Kernel Internals
Kernel Preemption
The Linux kernel is a fully preemptive kernel. In nonpreemptive kernels, kernel code runs until completion. That is, the scheduler cannot reschedule a task while it is in the kernel. In Linux, it is possible to preempt a task at any point, so long as the kernel is in a state in which it is safe to reschedule.
When is it safe to reschedule? The kernel can preempt a task running in the kernel so long as it does not hold a lock. That is, locks are used as markers of regions of nonpreemptability. Kernel is SMP-safe.
Kernel preemption can also occur explicitly, when a task in the kernel blocks or explicitly calls schedule().
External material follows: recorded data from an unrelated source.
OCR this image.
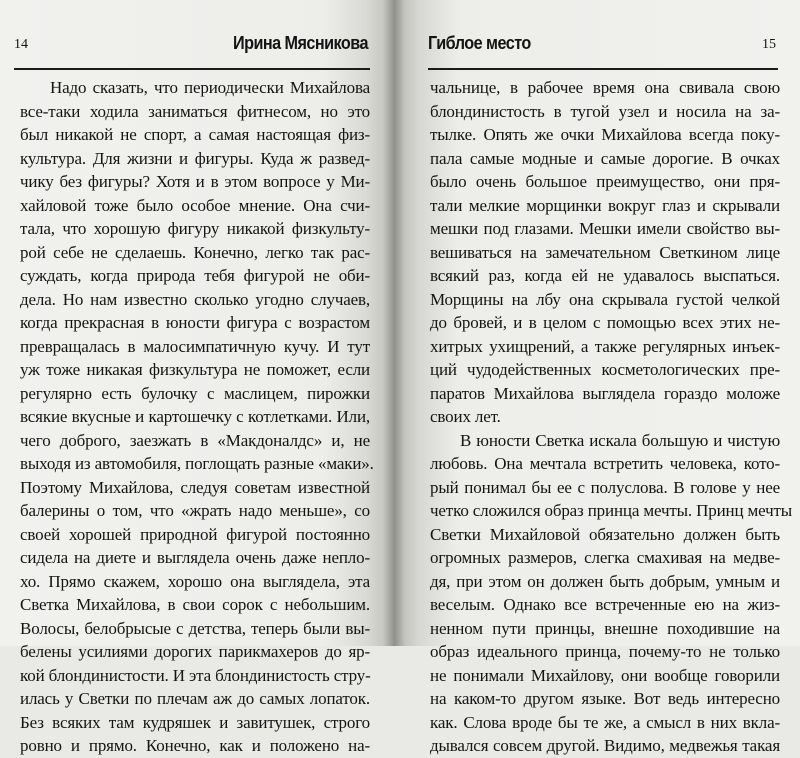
14	Ирина Мясникова
Надо сказать, что периодически Михайлова
все-таки ходила заниматься фитнесом, но это
был никакой не спорт, а самая настоящая физ-
культура. Для жизни и фигуры. Куда ж развед-
чику без фигуры? Хотя и в этом вопросе у Ми-
хайловой тоже было особое мнение. Она счи-
тала, что хорошую фигуру никакой физкульту-
рой себе не сделаешь. Конечно, легко так рас-
суждать, когда природа тебя фигурой не оби-
дела. Но нам известно сколько угодно случаев,
когда прекрасная в юности фигура с возрастом
превращалась в малосимпатичную кучу. И тут
уж тоже никакая физкультура не поможет, если
регулярно есть булочку с маслицем, пирожки
всякие вкусные и картошечку с котлетками. Или,
чего доброго, заезжать в «Макдоналдс» и, не
выходя из автомобиля, поглощать разные «маки».
Поэтому Михайлова, следуя советам известной
балерины о том, что «жрать надо меньше», со
своей хорошей природной фигурой постоянно
сидела на диете и выглядела очень даже непло-
хо. Прямо скажем, хорошо она выглядела, эта
Светка Михайлова, в свои сорок с небольшим.
Волосы, белобрысые с детства, теперь были вы-
белены усилиями дорогих парикмахеров до яр-
кой блондинистости. И эта блондинистость стру-
илась у Светки по плечам аж до самых лопаток.
Без всяких там кудряшек и завитушек, строго
ровно и прямо. Конечно, как и положено на-
Гиблое место	15
чальнице, в рабочее время она свивала свою
блондинистость в тугой узел и носила на за-
тылке. Опять же очки Михайлова всегда поку-
пала самые модные и самые дорогие. В очках
было очень большое преимущество, они пря-
тали мелкие морщинки вокруг глаз и скрывали
мешки под глазами. Мешки имели свойство вы-
вешиваться на замечательном Светкином лице
всякий раз, когда ей не удавалось выспаться.
Морщины на лбу она скрывала густой челкой
до бровей, и в целом с помощью всех этих не-
хитрых ухищрений, а также регулярных инъек-
ций чудодейственных косметологических пре-
паратов Михайлова выглядела гораздо моложе
своих лет.
В юности Светка искала большую и чистую
любовь. Она мечтала встретить человека, кото-
рый понимал бы ее с полуслова. В голове у нее
четко сложился образ принца мечты. Принц мечты
Светки Михайловой обязательно должен быть
огромных размеров, слегка смахивая на медве-
дя, при этом он должен быть добрым, умным и
веселым. Однако все встреченные ею на жиз-
ненном пути принцы, внешне походившие на
образ идеального принца, почему-то не только
не понимали Михайлову, они вообще говорили
на каком-то другом языке. Вот ведь интересно
как. Слова вроде бы те же, а смысл в них вкла-
дывался совсем другой. Видимо, медвежья такая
Kernel preemption can occur:
- When an interrupt handler exits, before returning to kernel-space
- When kernel code becomes preemptible again
- If a task in the kernel explicitly calls
schedule() - If a task in the kernel blocks (which results in a call to schedule())
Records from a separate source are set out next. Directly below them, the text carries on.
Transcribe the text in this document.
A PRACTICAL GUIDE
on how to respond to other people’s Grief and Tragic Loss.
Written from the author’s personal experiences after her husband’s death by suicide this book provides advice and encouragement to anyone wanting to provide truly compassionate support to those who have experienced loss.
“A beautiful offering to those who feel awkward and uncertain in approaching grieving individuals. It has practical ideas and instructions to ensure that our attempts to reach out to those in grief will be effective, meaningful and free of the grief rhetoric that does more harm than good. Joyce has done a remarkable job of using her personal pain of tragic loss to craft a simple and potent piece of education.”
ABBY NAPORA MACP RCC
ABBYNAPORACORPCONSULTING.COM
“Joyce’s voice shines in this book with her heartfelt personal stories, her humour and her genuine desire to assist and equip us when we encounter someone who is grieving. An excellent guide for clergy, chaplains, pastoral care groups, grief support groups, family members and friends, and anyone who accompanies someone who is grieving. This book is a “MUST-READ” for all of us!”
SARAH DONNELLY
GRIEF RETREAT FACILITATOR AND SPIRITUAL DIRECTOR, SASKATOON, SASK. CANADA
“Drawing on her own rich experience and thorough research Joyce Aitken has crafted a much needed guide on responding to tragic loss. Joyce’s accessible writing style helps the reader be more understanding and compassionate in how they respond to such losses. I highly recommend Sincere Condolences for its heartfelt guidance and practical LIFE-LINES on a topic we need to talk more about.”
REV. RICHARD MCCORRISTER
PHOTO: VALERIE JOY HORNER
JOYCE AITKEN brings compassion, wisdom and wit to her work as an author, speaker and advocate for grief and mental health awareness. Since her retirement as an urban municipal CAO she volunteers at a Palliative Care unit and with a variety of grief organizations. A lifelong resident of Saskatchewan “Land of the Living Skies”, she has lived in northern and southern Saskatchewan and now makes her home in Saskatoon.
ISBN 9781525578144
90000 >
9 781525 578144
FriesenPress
User preemption can occur:
- When returning to user-space from a system call.
- When returning to user-space from an interrupt handler.
Context Switching
Context switching, the switching from one runnable task to another, is handled by the context_switch() function defined in kernel/sched/core.c.
It is called by schedule() when a new process has been selected to run. It does two basic jobs:
-
Calls
switch_mm(), to switch the virtual memory mapping from the previous process’s to that of the new process. -
Calls
switch_to(), declared in <asm/system.h>, to switch the processor state from the previous process’s to the current’s. This involves saving and restoring stack information and the processor registers and any other architecture-specific state that must be managed and restored on a per-process basis.